Peter counted. “The word was that this guy was just terrific,” Harris later said. “It caused us to feel lucky if we could get him. It turned out that Peter had an availability—but not much, because he was so busy going from one picture to another. If we could shoot his part in the picture on fourteen consecutive days, he could work us in.” Shooting began in late November 1960, at Elstree.
For the role of Lolita’s mother, Kubrick cast Shelley Winters, the undisputed queen of poignant tawdriness. In 1951, for instance, she invited audiences to cheer Montgomery Clift on in his goal of killing her in A Place in the Sun. (It requires extraordinary skill to achieve that degree of contempt.) For Lolita herself, Kubrick signed an unknown, Sue Lyon, after Nabokov nixed Tuesday Weld. Peter was necessarily captivated by the girl, but even he knew she was off limits. Still, at a party at James Mason’s house during the production, Mason’s wife was fascinated to see Peter spending most of the evening lying on his back, Michelangelo-like but on the floor, snapping photos of the sexy fifteen-year-old.
Like the making of so many great films, the construction of Lolita was a matter of methodically creating nuanced art among gargantuan egos. Mason, the star of the picture (not to mention the star of Max Ophuls’s Caught, 1949; George Cukor’s A Star Is Born, 1954; Nicholas Ray’s Bigger than Life, 1956; and many other films) was not at all happy at the way Kubrick fawned over him—meaning Peter. According to Mason, Kubrick “was so besotted with the genius of Peter Sellers that he seemed never to have enough of him.” Mason was right. Sellers and Kubrick harmonized in a way that rarely occurred between Peter and his directors. They shared the same macabre sensibility. They bonded.

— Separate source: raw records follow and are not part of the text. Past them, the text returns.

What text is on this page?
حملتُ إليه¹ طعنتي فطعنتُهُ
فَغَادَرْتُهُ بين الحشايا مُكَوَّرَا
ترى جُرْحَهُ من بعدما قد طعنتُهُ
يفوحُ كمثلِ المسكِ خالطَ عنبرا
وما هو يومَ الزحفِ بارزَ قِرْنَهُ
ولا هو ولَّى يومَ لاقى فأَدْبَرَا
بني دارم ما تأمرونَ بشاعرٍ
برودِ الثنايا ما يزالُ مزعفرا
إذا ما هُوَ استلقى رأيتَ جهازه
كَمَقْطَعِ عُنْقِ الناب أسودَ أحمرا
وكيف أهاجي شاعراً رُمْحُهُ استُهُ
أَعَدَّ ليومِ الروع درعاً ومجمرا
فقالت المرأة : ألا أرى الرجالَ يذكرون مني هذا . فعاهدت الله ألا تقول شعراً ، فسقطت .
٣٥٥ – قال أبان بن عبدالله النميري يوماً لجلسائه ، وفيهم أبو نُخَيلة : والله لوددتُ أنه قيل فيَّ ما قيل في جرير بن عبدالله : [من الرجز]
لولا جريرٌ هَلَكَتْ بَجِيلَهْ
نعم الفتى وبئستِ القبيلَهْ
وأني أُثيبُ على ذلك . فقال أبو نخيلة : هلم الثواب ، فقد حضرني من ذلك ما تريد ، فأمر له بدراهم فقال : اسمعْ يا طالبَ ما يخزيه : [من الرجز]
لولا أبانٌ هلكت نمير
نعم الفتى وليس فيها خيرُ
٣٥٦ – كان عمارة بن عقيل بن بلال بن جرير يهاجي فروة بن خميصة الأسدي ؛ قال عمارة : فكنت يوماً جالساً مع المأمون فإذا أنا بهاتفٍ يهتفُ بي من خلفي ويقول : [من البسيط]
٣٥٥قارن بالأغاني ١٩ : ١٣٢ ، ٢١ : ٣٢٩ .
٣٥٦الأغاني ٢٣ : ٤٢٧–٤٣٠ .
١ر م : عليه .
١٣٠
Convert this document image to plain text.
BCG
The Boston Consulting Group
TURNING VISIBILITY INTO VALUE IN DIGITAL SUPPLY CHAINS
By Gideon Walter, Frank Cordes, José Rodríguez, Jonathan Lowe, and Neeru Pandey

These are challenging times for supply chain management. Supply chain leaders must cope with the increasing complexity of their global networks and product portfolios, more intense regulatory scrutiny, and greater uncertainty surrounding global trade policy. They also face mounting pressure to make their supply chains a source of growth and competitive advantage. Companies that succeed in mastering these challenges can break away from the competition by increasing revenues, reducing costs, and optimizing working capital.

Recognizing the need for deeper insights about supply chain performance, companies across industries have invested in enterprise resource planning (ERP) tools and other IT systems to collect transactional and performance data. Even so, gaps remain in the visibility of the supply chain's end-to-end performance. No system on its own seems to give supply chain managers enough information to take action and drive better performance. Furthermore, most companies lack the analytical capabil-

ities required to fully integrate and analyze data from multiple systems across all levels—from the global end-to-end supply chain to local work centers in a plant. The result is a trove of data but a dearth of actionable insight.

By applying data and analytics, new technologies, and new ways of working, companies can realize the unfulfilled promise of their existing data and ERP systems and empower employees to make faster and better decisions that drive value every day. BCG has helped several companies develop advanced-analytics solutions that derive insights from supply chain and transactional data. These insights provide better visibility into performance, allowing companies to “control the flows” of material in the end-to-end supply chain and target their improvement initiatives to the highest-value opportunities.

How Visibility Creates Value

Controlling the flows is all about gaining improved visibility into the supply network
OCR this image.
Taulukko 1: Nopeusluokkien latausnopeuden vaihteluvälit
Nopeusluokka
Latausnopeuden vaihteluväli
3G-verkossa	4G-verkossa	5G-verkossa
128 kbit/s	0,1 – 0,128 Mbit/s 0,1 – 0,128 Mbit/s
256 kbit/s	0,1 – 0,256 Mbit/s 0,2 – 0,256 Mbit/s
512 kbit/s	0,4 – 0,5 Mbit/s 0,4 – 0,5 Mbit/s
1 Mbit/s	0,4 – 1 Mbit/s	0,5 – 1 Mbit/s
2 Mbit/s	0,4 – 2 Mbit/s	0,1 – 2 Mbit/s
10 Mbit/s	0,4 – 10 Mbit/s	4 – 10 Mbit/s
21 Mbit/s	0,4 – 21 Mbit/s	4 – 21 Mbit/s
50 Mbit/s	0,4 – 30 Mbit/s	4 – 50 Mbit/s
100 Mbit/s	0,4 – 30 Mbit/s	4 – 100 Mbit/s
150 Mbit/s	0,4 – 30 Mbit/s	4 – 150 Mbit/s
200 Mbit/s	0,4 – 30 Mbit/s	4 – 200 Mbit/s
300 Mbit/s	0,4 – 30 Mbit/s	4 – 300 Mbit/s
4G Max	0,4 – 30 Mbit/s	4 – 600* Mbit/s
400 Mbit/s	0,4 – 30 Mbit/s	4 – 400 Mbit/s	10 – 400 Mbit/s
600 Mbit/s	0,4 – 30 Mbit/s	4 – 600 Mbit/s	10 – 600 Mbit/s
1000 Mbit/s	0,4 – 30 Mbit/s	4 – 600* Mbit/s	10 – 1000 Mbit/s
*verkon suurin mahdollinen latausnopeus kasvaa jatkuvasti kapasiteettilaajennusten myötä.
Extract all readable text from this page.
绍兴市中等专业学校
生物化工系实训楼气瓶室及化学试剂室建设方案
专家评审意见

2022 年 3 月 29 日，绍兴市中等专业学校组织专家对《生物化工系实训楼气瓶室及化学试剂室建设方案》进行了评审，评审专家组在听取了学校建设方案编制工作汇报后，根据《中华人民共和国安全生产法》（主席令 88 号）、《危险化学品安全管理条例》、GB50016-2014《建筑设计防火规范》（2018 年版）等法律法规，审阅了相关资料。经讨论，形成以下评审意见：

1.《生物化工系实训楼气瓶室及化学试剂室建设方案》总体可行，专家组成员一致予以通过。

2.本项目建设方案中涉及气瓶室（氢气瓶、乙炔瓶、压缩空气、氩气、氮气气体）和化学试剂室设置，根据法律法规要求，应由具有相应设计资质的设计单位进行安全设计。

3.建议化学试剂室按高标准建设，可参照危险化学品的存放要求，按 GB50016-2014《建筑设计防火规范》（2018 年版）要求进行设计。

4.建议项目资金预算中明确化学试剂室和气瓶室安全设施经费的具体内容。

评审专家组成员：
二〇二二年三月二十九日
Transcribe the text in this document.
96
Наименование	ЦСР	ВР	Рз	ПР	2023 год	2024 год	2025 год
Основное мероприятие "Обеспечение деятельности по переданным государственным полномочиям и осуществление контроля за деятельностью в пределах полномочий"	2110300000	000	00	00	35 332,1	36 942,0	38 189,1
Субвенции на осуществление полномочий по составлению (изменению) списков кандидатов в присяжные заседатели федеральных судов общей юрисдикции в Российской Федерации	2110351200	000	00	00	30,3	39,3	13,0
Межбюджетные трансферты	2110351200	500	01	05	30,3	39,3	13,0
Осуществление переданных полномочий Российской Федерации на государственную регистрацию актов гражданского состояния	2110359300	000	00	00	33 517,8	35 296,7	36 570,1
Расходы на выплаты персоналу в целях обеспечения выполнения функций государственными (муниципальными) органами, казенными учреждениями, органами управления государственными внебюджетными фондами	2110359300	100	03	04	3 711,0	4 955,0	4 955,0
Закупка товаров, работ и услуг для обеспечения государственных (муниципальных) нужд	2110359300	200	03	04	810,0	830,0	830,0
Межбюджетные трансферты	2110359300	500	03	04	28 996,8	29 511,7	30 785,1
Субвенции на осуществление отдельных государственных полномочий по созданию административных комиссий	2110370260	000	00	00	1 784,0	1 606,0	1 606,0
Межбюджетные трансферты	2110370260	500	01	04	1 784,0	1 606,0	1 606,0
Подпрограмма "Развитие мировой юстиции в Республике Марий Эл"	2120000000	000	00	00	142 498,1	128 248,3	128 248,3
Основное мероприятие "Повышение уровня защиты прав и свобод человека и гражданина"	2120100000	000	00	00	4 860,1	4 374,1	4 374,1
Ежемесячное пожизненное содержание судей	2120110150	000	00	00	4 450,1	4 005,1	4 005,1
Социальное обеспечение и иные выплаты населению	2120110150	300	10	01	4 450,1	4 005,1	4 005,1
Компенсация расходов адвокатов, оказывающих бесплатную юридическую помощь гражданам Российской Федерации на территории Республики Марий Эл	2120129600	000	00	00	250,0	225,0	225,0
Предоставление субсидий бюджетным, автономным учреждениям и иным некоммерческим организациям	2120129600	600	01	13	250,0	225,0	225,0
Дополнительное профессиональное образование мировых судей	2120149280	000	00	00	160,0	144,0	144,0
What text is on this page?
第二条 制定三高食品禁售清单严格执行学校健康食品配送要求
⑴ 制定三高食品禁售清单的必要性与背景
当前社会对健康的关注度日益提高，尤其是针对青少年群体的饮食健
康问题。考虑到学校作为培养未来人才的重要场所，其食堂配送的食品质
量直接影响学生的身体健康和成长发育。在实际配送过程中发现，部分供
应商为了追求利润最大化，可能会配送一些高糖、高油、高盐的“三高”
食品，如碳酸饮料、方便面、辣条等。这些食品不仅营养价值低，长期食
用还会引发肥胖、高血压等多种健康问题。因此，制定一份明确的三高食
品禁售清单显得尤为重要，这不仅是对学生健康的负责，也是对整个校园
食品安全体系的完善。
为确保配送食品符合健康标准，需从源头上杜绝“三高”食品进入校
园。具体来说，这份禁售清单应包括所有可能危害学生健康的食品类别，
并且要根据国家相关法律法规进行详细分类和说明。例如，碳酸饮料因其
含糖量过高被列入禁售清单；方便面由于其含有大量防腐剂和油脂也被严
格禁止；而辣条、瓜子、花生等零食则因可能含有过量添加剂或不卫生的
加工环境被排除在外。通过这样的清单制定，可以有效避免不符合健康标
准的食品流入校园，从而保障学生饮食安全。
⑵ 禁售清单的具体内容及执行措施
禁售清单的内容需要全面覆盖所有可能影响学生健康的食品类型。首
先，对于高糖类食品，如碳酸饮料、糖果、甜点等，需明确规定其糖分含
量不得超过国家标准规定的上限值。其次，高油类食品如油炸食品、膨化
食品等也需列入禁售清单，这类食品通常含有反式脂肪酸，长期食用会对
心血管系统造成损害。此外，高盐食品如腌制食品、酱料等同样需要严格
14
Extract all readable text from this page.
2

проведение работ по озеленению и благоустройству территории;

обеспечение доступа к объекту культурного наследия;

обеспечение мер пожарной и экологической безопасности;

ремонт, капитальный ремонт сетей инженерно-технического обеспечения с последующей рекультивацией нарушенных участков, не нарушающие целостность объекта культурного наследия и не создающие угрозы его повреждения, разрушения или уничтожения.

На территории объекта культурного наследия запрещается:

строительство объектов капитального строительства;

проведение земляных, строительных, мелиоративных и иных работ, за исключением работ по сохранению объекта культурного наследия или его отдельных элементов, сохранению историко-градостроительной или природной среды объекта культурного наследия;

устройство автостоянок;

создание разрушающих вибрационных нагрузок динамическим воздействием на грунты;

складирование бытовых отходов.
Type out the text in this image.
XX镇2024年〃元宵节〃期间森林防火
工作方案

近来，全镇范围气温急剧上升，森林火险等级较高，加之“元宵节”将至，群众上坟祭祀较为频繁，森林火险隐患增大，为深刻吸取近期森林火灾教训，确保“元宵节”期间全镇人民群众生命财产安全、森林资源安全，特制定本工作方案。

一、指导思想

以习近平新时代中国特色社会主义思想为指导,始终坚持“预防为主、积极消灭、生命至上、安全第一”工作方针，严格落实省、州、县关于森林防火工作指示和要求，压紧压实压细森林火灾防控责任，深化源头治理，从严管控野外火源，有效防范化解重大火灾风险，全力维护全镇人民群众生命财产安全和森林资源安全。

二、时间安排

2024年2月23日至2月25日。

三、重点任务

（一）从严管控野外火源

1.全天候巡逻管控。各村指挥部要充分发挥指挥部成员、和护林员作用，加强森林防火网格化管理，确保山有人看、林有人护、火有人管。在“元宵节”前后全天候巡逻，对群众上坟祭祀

At the time, as James B. Harris recalls, Peter was particularly social as far as Kubrick and Harris were concerned: “Every Sunday we used to go out to Chipperfield and visit with Peter and Annie and all his friends. The Boulting brothers were there, and Graham Stark, and David Lodge. It became sort of a ritual.” It also seems to have helped drive a wedge between Peter and the rest of the cast.
During rehearsals, Kubrick suggested that his actors pretend to have forgotten the lines they had just meticulously memorized—except for Peter, who’d been told not to worry about his scripted dialogue at all. Instead, Kubrick announced, Peter should do what Peter did best: Make things up on the spur of the moment. Cues be damned—let it fly! Mason was annoyed, but he didn’t blame his costar: “You could not fault Peter Sellers. He was the only one allowed, or rather encouraged, to improvise his entire performance. The rest of us improvised only during rehearsals, then incorporated any departures from the original script that had seemed particularly effective.” Kubrick’s artistic instinct was right on target. With Sellers given free rein, Quilty became even more unpredictable and terrifying.